What is happy? he had asked, making out that he did not know what happiness might be. But he knew all right. At one time, he had been happy, exalted, overawed — on that day, when on summons, he had come to that great galactic headquarters, joining the elite company that was legend through those parts of the star system touched by the great confederation.

Unquestionably, not asking how it could be so, I moved with him through that fantastic city, fresh from a backwoods planet, agape at all I saw, filled with wonderment not only at what I saw, but at the fact I should be there at all. And I went with him to other planets as well, catching only glimpses of them, burrowing briefly into the kinds of places they had been in ages past.

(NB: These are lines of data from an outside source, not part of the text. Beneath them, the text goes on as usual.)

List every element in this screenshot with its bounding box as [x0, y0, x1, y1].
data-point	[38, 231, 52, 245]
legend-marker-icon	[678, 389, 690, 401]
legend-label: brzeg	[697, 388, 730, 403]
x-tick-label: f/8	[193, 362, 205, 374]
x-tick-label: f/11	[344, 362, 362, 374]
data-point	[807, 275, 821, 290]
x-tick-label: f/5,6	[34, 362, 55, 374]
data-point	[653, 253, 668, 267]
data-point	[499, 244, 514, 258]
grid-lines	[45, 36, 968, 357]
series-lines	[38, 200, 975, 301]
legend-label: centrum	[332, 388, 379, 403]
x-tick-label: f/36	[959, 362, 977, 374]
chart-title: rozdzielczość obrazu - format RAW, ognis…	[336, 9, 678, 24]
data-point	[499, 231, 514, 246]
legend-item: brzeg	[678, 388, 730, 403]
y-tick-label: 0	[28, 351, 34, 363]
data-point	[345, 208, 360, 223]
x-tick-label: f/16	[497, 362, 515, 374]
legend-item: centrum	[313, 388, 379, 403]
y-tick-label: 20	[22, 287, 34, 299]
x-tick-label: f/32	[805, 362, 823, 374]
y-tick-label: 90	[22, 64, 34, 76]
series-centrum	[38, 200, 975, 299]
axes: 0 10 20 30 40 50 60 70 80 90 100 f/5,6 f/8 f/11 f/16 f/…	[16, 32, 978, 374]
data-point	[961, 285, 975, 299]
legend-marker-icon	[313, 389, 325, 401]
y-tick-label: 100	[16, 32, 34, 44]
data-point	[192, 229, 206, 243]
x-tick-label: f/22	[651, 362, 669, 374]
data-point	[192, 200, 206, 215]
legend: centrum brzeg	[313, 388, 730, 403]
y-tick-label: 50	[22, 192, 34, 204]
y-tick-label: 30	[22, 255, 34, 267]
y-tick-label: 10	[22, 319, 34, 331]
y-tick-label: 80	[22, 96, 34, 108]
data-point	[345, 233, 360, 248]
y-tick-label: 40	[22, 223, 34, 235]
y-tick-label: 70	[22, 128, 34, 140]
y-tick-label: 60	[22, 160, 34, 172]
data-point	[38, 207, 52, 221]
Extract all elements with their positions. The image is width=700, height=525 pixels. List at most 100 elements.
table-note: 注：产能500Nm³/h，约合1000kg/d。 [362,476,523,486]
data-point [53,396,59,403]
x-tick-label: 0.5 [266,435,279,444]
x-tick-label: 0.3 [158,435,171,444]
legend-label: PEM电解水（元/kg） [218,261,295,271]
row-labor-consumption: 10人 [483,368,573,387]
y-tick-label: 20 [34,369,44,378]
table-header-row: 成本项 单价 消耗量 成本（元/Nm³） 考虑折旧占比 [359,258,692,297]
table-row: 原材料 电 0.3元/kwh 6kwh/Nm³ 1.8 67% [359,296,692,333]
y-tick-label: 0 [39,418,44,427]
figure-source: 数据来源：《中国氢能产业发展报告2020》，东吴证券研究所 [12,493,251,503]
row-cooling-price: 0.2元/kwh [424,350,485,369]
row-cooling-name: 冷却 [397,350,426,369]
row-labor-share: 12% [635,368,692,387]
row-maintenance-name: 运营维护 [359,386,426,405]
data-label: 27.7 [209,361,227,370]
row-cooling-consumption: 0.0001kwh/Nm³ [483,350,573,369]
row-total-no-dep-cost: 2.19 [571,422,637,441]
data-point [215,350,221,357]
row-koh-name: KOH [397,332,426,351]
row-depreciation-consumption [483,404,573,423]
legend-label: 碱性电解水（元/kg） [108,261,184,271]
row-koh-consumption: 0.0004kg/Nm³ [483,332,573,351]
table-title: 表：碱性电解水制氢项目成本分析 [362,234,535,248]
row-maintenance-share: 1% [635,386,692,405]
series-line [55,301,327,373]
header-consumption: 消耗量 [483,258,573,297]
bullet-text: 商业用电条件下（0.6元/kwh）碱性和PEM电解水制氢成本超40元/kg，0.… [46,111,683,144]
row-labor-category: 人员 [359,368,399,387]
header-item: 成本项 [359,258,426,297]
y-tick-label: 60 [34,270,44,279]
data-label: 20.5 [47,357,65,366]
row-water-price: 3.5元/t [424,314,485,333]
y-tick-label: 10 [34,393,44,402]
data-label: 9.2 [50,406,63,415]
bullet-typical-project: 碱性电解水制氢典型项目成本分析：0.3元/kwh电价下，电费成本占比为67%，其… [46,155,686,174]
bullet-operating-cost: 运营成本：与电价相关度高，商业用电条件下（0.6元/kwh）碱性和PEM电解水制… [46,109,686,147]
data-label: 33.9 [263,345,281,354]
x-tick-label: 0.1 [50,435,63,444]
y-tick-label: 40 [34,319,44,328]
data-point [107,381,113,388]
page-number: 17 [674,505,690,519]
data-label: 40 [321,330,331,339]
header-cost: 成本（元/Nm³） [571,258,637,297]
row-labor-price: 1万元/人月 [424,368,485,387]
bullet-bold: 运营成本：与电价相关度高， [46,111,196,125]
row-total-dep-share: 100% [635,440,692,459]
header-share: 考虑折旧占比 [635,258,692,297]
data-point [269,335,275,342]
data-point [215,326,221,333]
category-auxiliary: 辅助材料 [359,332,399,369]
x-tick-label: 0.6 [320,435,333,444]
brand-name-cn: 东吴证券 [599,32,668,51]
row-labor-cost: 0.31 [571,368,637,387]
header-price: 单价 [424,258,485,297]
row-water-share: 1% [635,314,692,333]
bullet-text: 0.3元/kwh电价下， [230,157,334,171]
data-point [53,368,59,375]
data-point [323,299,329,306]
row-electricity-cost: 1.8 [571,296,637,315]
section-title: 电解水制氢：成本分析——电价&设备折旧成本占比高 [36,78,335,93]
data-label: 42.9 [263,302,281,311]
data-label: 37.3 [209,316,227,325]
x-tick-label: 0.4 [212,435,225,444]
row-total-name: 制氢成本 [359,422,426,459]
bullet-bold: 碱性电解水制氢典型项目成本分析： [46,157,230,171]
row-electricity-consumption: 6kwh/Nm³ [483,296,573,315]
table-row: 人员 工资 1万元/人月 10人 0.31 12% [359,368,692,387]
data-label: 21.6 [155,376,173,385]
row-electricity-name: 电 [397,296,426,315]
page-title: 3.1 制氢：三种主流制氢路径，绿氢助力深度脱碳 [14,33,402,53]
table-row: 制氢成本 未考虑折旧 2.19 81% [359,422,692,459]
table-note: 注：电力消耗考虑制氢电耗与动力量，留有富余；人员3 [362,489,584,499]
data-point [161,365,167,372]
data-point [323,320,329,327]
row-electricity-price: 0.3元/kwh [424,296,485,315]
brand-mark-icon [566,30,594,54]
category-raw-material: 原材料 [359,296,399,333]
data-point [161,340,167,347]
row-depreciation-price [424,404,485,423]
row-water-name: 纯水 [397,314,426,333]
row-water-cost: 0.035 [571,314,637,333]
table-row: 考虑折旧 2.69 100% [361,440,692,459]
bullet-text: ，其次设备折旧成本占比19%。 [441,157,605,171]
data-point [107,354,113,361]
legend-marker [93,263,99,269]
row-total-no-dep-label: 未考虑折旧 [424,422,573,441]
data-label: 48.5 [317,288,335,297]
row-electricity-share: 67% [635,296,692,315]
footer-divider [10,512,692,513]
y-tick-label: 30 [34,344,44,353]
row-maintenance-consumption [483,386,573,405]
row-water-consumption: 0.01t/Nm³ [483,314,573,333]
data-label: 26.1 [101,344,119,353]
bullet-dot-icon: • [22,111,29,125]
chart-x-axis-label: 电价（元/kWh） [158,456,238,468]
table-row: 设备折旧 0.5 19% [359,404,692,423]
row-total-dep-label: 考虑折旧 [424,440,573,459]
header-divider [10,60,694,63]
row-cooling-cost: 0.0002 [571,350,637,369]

I stood before glories that put a pang into my heart, glimpsed miseries that engulfed my soul in sadness, worried over mysteries as a dog would worry an ancient bone, grasped frantically at sciences and cultures that were beyond my capacity to understand.

Then, quite suddenly, it was all gone, and I was back in the crab-apple patch, face to face with Catface. My mind still seethed with wonder and I had lost all track of time.

“Hiram?” I asked. “Did Hiram …”

“No,” said Catface. “Hiram could not understand.”

And that was right, of course. Hiram could not have understood. He had complained, I remembered, that Catface had said many things he could not understand.

“No one else,” said Catface. “No one else but you.”

“But I’m confused,” I said. “Many things I do not understand.”